Se Ennio Abate vorrà prendere in mano la CFR e continuare sulla “linea” di Gianmario saremmo tutti contenti .
leopoldo attolico –
Per far ‘vivere’ ancora le parole di Gianmario, vorrei organizzare a Roma una presentazione di Keffiyeh in cui ogni poeta antologizzato presente legga, prima dei suoi versi, una parte dell’introduzione di Gianmario (eventualmente commentandola), con invito al dibattito.
Questo potrebbe esser fatto non solo a Roma e forse non solo per Keffiyeh.
Molto bella l’idea di Marcella Corsi di incontrarsi per dibattere sul testo di Gianmario Lucini.
In effetti quella introduzione rappresenta un documento importante non solo per la comprensione del pensiero critico di Lucini, ma vale anche come suo testamento spirituale.
…davvero sarebbe una cosa bellissima poter onorare Gianmario Lucini in questo modo. Grazie Marcella
Senza nulla togliere alle iniziative di Marcella ed altre analoghe che è nell’ordine delle cose possano fiorire, credo che il messaggio concreto di Marina e la sua richiesta di aiuto , non si rivolga alla parte più connaturale ma anche più facile alle attività dei poeti, che siano quelle di semplice convivio accademico o amatoriale, o commemorativo, e addirittura di impegno “civile”. Credo che Gianmario se ha avuto (si fa per dire tutto) il tempo, per lasciare traccia del suo pensiero politico poetico, non lo ha certo avuto, e nemmeno di un istante, per organizzare il suo testamento su quella parte di attività, che per poliscritture a tanti tanti altri singoli o gruppi come il vostro , ha ben poco a che fare con la parte finale e più conviviale, ma che dava la possibilità di produrre gli strumenti da far circolare fra voi o altri scrittori o poeti e i lettori senza rischiare il fallimento, o invece rischiandolo ogni giorno, ma sapendolo rinviare di giorno in giorno… solo Marina, e coloro più vicini a Gianmario, possono valutare cosa lui farebbe e direbbe in questo momento, se potesse tornare a dirvi/ci le sue precise volontà su questi suoi fogli in figli che sono le edizioni cfr. Mi unisco pertanto alla speranza di Leopoldo Attolico: Ennio Abate, indagando sulle volontà inespresse di Gianmario e la richiesta di Marina, è senza dubbio persona competente per conoscre come fare e, sicuramente, non andrebbe lasciato solo in questo compito così gravoso visto il dolore del momento e la necessità per voi tutti di non fare morire i vostri stessi fogli e il progetto editoriale di Gianmario che ora diventerebbe vostro e/o con/di altri.
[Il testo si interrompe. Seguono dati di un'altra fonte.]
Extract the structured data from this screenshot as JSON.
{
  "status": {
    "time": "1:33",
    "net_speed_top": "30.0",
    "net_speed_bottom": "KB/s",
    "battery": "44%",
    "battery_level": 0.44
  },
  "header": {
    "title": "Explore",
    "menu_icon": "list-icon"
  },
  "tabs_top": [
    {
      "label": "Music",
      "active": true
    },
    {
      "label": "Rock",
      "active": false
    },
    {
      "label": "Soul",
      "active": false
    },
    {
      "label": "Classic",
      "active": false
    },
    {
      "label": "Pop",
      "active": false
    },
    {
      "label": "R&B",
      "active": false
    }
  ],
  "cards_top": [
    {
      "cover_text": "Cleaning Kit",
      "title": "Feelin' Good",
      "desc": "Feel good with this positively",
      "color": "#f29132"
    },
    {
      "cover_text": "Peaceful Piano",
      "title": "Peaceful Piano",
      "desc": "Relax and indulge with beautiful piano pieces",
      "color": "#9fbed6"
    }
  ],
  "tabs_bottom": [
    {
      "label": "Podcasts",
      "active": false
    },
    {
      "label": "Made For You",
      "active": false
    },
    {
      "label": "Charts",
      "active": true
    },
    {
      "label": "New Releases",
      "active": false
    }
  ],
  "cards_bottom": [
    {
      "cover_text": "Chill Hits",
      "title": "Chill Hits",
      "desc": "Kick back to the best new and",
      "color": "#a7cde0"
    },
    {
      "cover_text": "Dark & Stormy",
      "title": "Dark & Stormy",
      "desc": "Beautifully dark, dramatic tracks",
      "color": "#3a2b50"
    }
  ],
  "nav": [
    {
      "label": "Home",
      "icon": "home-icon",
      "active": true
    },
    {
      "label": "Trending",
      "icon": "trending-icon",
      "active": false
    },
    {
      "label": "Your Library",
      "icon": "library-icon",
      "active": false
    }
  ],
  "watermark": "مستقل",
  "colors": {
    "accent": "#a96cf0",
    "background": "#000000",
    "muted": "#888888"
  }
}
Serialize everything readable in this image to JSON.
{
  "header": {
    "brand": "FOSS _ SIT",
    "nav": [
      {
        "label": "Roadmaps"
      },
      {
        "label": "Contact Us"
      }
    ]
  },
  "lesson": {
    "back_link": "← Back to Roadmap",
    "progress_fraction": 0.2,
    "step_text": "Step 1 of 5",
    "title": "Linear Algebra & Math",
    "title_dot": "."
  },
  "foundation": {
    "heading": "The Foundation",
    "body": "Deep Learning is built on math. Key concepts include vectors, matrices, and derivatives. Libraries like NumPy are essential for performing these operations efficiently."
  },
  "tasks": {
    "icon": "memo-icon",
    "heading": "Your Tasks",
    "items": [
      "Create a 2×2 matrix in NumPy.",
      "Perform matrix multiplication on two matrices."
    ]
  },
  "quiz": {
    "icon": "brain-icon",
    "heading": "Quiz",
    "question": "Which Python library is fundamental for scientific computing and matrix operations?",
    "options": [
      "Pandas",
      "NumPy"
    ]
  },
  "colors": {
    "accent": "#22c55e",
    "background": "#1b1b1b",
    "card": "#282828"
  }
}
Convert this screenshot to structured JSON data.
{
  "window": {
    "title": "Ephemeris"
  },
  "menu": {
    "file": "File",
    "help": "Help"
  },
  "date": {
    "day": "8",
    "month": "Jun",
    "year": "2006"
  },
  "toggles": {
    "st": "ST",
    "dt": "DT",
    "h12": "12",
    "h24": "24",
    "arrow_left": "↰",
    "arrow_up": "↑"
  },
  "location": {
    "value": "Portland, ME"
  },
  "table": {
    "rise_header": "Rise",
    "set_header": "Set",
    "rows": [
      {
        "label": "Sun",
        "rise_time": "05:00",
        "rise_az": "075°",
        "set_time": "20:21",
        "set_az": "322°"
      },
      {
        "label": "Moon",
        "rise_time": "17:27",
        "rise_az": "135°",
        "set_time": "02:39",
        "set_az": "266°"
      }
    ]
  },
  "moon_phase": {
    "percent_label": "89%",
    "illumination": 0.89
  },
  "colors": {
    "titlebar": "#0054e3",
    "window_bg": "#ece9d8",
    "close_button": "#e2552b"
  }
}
…sì, sono con Attolico e con Ro..
Anch’io sono d’accordo con voi ,Ro ,Annamaria e Leopoldo! L’idea di Marcella che aggiungo , è comunque condivisibile e importante.
Spetta senza dubbio alla famiglia la decisione su cosa fare, in questo sono d’accordo anch’io. Per testamento spirituale io mi riferivo al testo che è sull’ultimo libro edito da Gianmario. E vi inviterei a leggerlo.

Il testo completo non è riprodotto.